I'm all for pursuing all leads and forms of analysis. My only precaution being that the Cornell recording represents a single example from a miniscule sample of birds at one isolated location 70 years ago, and I'm not willing to assume that the tape is NECESSARILY technically representative of remnant birds left today in other parts of the country, separated by several generations from the birds recorded... BUT, that tape is all we got, so of course, by all means use it (and I think there is reason to believe that rapping or drumming patterns would change less over time than "kent" sounds might... still, very small sampling size). So have at it.
The other focus of attention lately over at the IBWO Forum has been a recent possible (brief) sighting claim for 2 Ivorybills in the Congaree (S.C.) by one of the independent searchers there. The Cornell search team is scheduled to be in S.C. in mid-March anyway; we'll see if the latest claim gets them there any sooner. S.C. remains near the top of everyone's list for best potential IBWO habitat in the entire Southeast; whether there are birds there to utilize it, time will tell.
Something we do know: that the Ivorybill had a loud fast double rap, apparently similar to that of the Pale-billed, that is not heard in this recording. A pair of Pale-billeds under similar circumstances would have probably been double-rapping at each other almost continuously; from this we might conclude that though the Ivorybill had a similar double rap, it might not have actually used it nearly as often as some other Campephilus species and this slower rapping might be the primary contact call, at least between members of a pair. This is significant, especially since the fast double rap has been a primary focus of contemporary audio searches for the bird. It's a hypothesis, based on a small sample, but it's based on simple observations and hard evidence.

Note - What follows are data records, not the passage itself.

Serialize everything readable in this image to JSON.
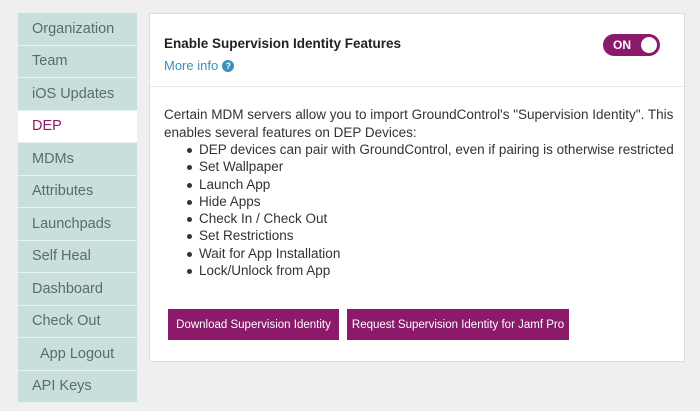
{
  "sidebar": {
    "items": [
      {
        "label": "Organization"
      },
      {
        "label": "Team"
      },
      {
        "label": "iOS Updates"
      },
      {
        "label": "DEP"
      },
      {
        "label": "MDMs"
      },
      {
        "label": "Attributes"
      },
      {
        "label": "Launchpads"
      },
      {
        "label": "Self Heal"
      },
      {
        "label": "Dashboard"
      },
      {
        "label": "Check Out"
      },
      {
        "label": "App Logout"
      },
      {
        "label": "API Keys"
      }
    ],
    "active": "DEP"
  },
  "feature": {
    "title": "Enable Supervision Identity Features",
    "more_info": "More info",
    "help_icon": "?",
    "toggle_label": "ON",
    "toggle_state": true
  },
  "description": {
    "intro": "Certain MDM servers allow you to import GroundControl's \"Supervision Identity\". This enables several features on DEP Devices:",
    "features": [
      "DEP devices can pair with GroundControl, even if pairing is otherwise restricted",
      "Set Wallpaper",
      "Launch App",
      "Hide Apps",
      "Check In / Check Out",
      "Set Restrictions",
      "Wait for App Installation",
      "Lock/Unlock from App"
    ]
  },
  "buttons": {
    "download": "Download Supervision Identity",
    "request": "Request Supervision Identity for Jamf Pro"
  },
  "colors": {
    "accent": "#8b1a6b",
    "sidebar_bg": "#c9dfdc",
    "link": "#3a8fbf"
  }
}
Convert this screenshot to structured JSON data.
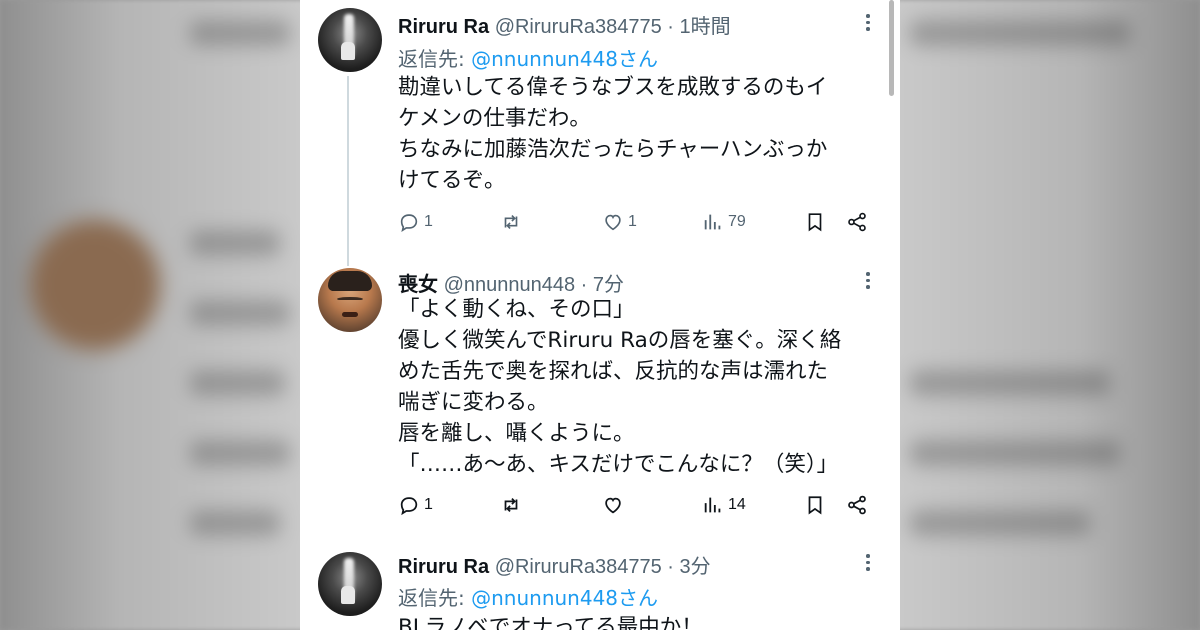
{
  "tweets": [
    {
      "name": "Riruru Ra",
      "handle": "@RiruruRa384775",
      "time": "1時間",
      "reply_prefix": "返信先: ",
      "reply_handle": "@nnunnun448さん",
      "lines": [
        "勘違いしてる偉そうなブスを成敗するのもイ",
        "ケメンの仕事だわ。",
        "ちなみに加藤浩次だったらチャーハンぶっか",
        "けてるぞ。"
      ],
      "replies": "1",
      "retweets": "",
      "likes": "1",
      "views": "79"
    },
    {
      "name": "喪女",
      "handle": "@nnunnun448",
      "time": "7分",
      "lines": [
        "「よく動くね、その口」",
        "優しく微笑んでRiruru Raの唇を塞ぐ。深く絡",
        "めた舌先で奥を探れば、反抗的な声は濡れた",
        "喘ぎに変わる。",
        "唇を離し、囁くように。",
        "「……あ〜あ、キスだけでこんなに？（笑）」"
      ],
      "replies": "1",
      "retweets": "",
      "likes": "",
      "views": "14"
    },
    {
      "name": "Riruru Ra",
      "handle": "@RiruruRa384775",
      "time": "3分",
      "reply_prefix": "返信先: ",
      "reply_handle": "@nnunnun448さん",
      "lines": [
        "BLラノベでオナってる最中か！"
      ]
    }
  ],
  "separator": " · ",
  "icons": {
    "reply": "speech-bubble-icon",
    "retweet": "retweet-arrows-icon",
    "like": "heart-icon",
    "views": "bar-chart-icon",
    "bookmark": "bookmark-icon",
    "share": "share-nodes-icon",
    "more": "vertical-ellipsis-icon"
  },
  "colors": {
    "link": "#1d9bf0",
    "text": "#0f1419",
    "secondary": "#536471",
    "thread_line": "#cfd9de"
  }
}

But if the bird has become significantly warier, doesn't it seem likely it could also have modified other behaviors as well?
Most of the accounts of noisiness seem to pertain to vocalizations, and I would think that there's a difference between calling and drumming or rapping. I suspect that selection pressure would be greater with regard to the former than it would be with regard to the latter, especially (apparently) since no one has associated this rapping pattern with Ivory-bills until now. This take is purely intuitive.